Avec cette façon de voir et de juger, le passé s’est ranimé pour ainsi dire, et nous avons vu un peu de lumière pénétrer dans les premiers âges. La vieille Asie, cette mère de toutes les religions, n’est pas encore connue, mais du moins elle est pressentie. Nous sommes prédisposés à comprendre le génie de cet Orient qui porte partout l’empreinte de Dieu, où toujours l’homme s’effaçait devant l’intervention divine, où toujours Dieu était adoré comme la cause unique et souveraine de tout changement dans la nature et dans l’humanité. Aussi nous ne nous étonnons plus si, dans les Écritures qui sont le fondement de la religion chrétienne, nous trouvons partout la présence et le bras de Dieu : c’est Dieu qui frappe d’épouvante les uns, donne la victoire aux autres ; c’est Dieu qui tonne, qui déchaîne les vents et les tempêtes ; c’est Dieu enfin qui relève les courages, endurcit les ames ; c’est lui qui inspire les projets sublimes et qui révèle les grandes vérités. Qui n’a pas enchanté son imagination avec les récits bibliques, avec leurs graces naïves et leurs magnificences gigantesques ? Qui n’a pas trouvé dans ces pages de l’histoire humaine des émotions aussi vives que dans les plus belles scènes de la nature ?
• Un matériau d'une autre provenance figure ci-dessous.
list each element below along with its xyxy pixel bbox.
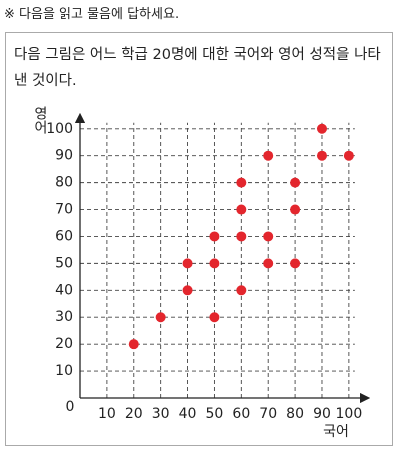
point bbox=[263, 258, 274, 269]
point bbox=[316, 123, 327, 134]
point bbox=[209, 312, 220, 323]
x-tick-label: 30 bbox=[152, 406, 170, 422]
x-tick-label: 50 bbox=[206, 406, 224, 422]
point bbox=[343, 150, 354, 161]
y-tick-label: 90 bbox=[55, 148, 73, 164]
y-tick-label: 30 bbox=[55, 309, 73, 325]
y-tick-label: 20 bbox=[55, 336, 73, 352]
x-tick-label: 90 bbox=[313, 406, 331, 422]
x-tick-label: 60 bbox=[232, 406, 250, 422]
y-tick-label: 60 bbox=[55, 228, 73, 244]
point bbox=[263, 150, 274, 161]
y-tick-label: 100 bbox=[46, 121, 73, 137]
question-box bbox=[5, 32, 393, 446]
point bbox=[155, 312, 166, 323]
x-tick-label: 20 bbox=[125, 406, 143, 422]
x-tick-label: 70 bbox=[259, 406, 277, 422]
intro-text: 다음 그림은 어느 학급 20명에 대한 국어와 영어 성적을 나타낸 것이다. bbox=[14, 47, 381, 89]
point bbox=[236, 285, 247, 296]
point bbox=[182, 258, 193, 269]
x-tick-label: 40 bbox=[179, 406, 197, 422]
y-tick-label: 70 bbox=[55, 202, 73, 218]
point bbox=[316, 150, 327, 161]
x-tick-label: 100 bbox=[336, 406, 363, 422]
point bbox=[290, 204, 301, 215]
point bbox=[290, 258, 301, 269]
point bbox=[128, 339, 139, 350]
header: ※ 다음을 읽고 물음에 답하세요. bbox=[4, 7, 180, 22]
point bbox=[209, 231, 220, 242]
y-axis-label: 영어 bbox=[32, 106, 48, 134]
y-tick-label: 50 bbox=[55, 255, 73, 271]
x-axis-label: 국어 bbox=[323, 424, 349, 440]
point bbox=[182, 285, 193, 296]
x-tick-label: 10 bbox=[98, 406, 116, 422]
point bbox=[236, 177, 247, 188]
x-tick-label: 0 bbox=[66, 399, 75, 415]
y-tick-label: 80 bbox=[55, 175, 73, 191]
point bbox=[263, 231, 274, 242]
point bbox=[236, 231, 247, 242]
point bbox=[209, 258, 220, 269]
point bbox=[236, 204, 247, 215]
y-tick-label: 10 bbox=[55, 363, 73, 379]
y-tick-label: 40 bbox=[55, 282, 73, 298]
point bbox=[290, 177, 301, 188]
x-tick-label: 80 bbox=[286, 406, 304, 422]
Mais ces plaisirs de l’esprit n’ôtent rien à son indépendance. La véritable critique sait à la fois restituer l’histoire et la juger ; elle en décompose les élémens, elle en explique l’origine et la nature. Ainsi nous avons vu de nos jours l’histoire profane et sacrée soumise à la plus savante analyse. Tout ce que les religions contiennent de symbole et de mythologie a été l’objet de nombreuses études ; on a commencé par la Grèce antique, puis on a passé à l’ancien Testament, enfin on est arrivé au nouveau, et le christianisme, dans ses monumens et dans ses textes, a été scientifiquement critiqué. Il y a six ans, le docteur Strauss a publié une Vie de Jésus-Christ où il applique au nouveau Testament les mêmes procédés que Heyne, Schelling et Ottfried Müller ont appliqués à la mythologie grecque. Strauss ne s’est pas fait le biographe du Christ, mais le critique des récits évangéliques qui nous ont transmis sa vie. Qu’a-t-il voulu démontrer ?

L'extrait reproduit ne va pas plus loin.